Recap #5 Digital Earth Talks x Svitlana Matviyenko

written by Nora N. Khan and Digital Earth

Opening with the alluring statement, “You may not be interested in cyberwar, but cyberwar is interested in you,” Svitlana Matviyenko introduced the Digital Earth Fellows to the term ‘Communicative Militarism.’ As Matviyenko argued in detail, the merging of military and commercial strategies towards online communication as a resource means that our speech and contributions online are, as we know, harvested for data by states and companies alike, fuelling conflict and violent polarisation on social media platforms in ways that have real world consequences. These real world outbursts and overflows of political energy should clue us into the psychosocial warfare waged in the digital space as itself, more real than real.

As Matviyenko explained, cyberwar can no longer be conceived in the framework of the Cold War or a single, isolated, and highly visible attack on online national security. Today’s cyberwar is deeply integrated in the systemic operations of online spaces. It constantly upholds a feeling of ‘crisis’ as an affective and financial motor for the economy. And so, cyberwar expands our very notion of warfare; it is a war with no end and no common enemy everyone can agree on. It is also often waged hidden in plain sight, and it operates on platforms that supposedly are supporting democratic debate. Commercial companies are utilising actual military strategies, and the collapse of democratic engagement is simply collateral damage. While users of online space believe that they are engaging in open debates, the data they reveal by their participation is mined for profit. Through this process, users become soldiers of none, battling other users with their weapons of likes, reactions, and comments. They are exploited the moment they express themselves, and are trained, further to exploit themselves, volunteering ever more information to be extracted. 

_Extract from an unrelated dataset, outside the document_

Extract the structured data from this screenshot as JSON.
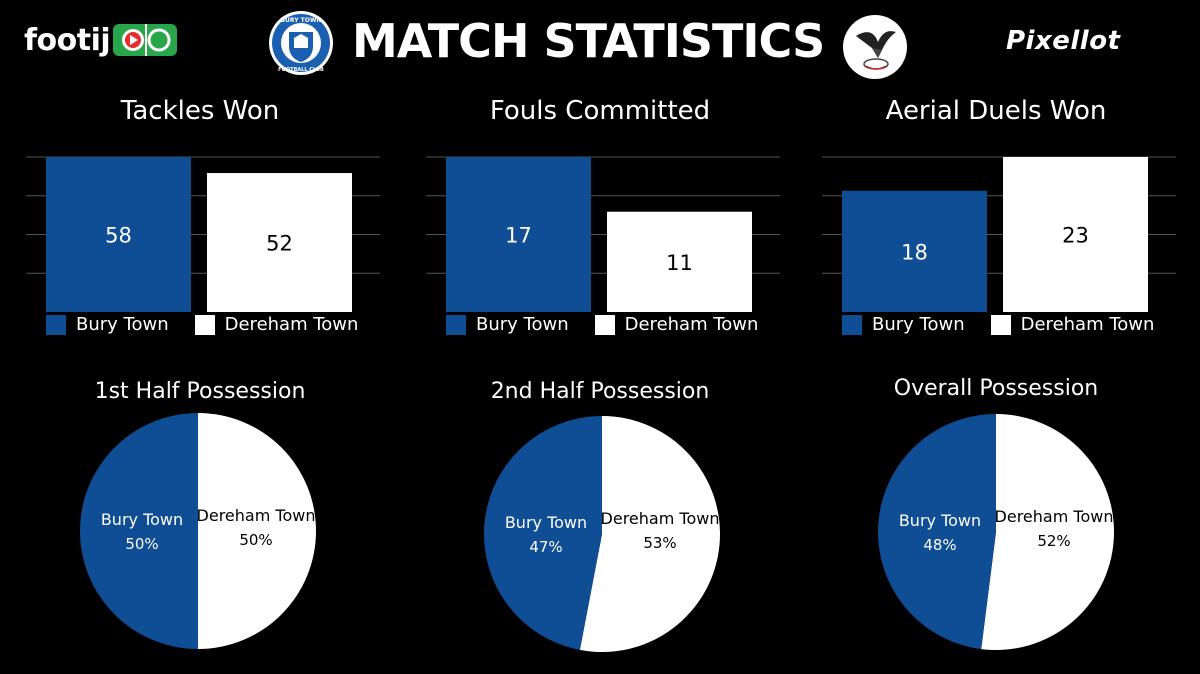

When cyberwar works behind a veneer of citizen engagement, what responsibility do artists and scholars have to outline its grimy consequences?

Matviyenko describes this process by the term ‘Communicative Militarism,’ wherein capitalism cruelly treats its data-subjects as chess pieces in an unwinnable match. While obvious strategies of resistance against the infrastructure of the information economy includes leaving such platforms behind, the Covid-19 pandemic rendered little room to ‘opt-out’, as the dependency on online communities to maintain social networks and organise activism increased. This raises crucial juristic questions of human rights of data-subjects, which should be upheld even in virtual spaces.

As such, Matviyenko embarked with the Fellows on this question of how we can imagine a humane digital future when commercial and military strategies are determining our digital life. Important to this discussion was the term ‘endocolonialism,’ describing the process of a state turning against its ‘own’, and particularly in the space of technology, against the bodies and minds of its human citizens. This became a lens to further analyse Communicative Militarism as a process of colonising human behaviour, treating the human mind as a resource to be extracted and overstepping every notion of basic universal rights. Matviyenko and the Fellows discussed resisting these infrastructures as a decolonial struggle.

When imagining exit routes, the Fellows questioned these suggested ways of resistance and imagined what ‘neutral technologies’ might even look like. When cyberwar works behind a veneer of citizen engagement, what responsibility do artists and scholars have to outline its grimy consequences? Moreover, how is this information disseminated without taking further part in this warfare and making this act of resistance part of the information economy? It was obvious from the discussion that it is no longer enough to hold companies accountable. Platforms which serve capitalist structures are inherently violent. In the face of this dire situation, the group agreed: creating user-owned and user-serving online spaces is a strong possible strategy for resistance.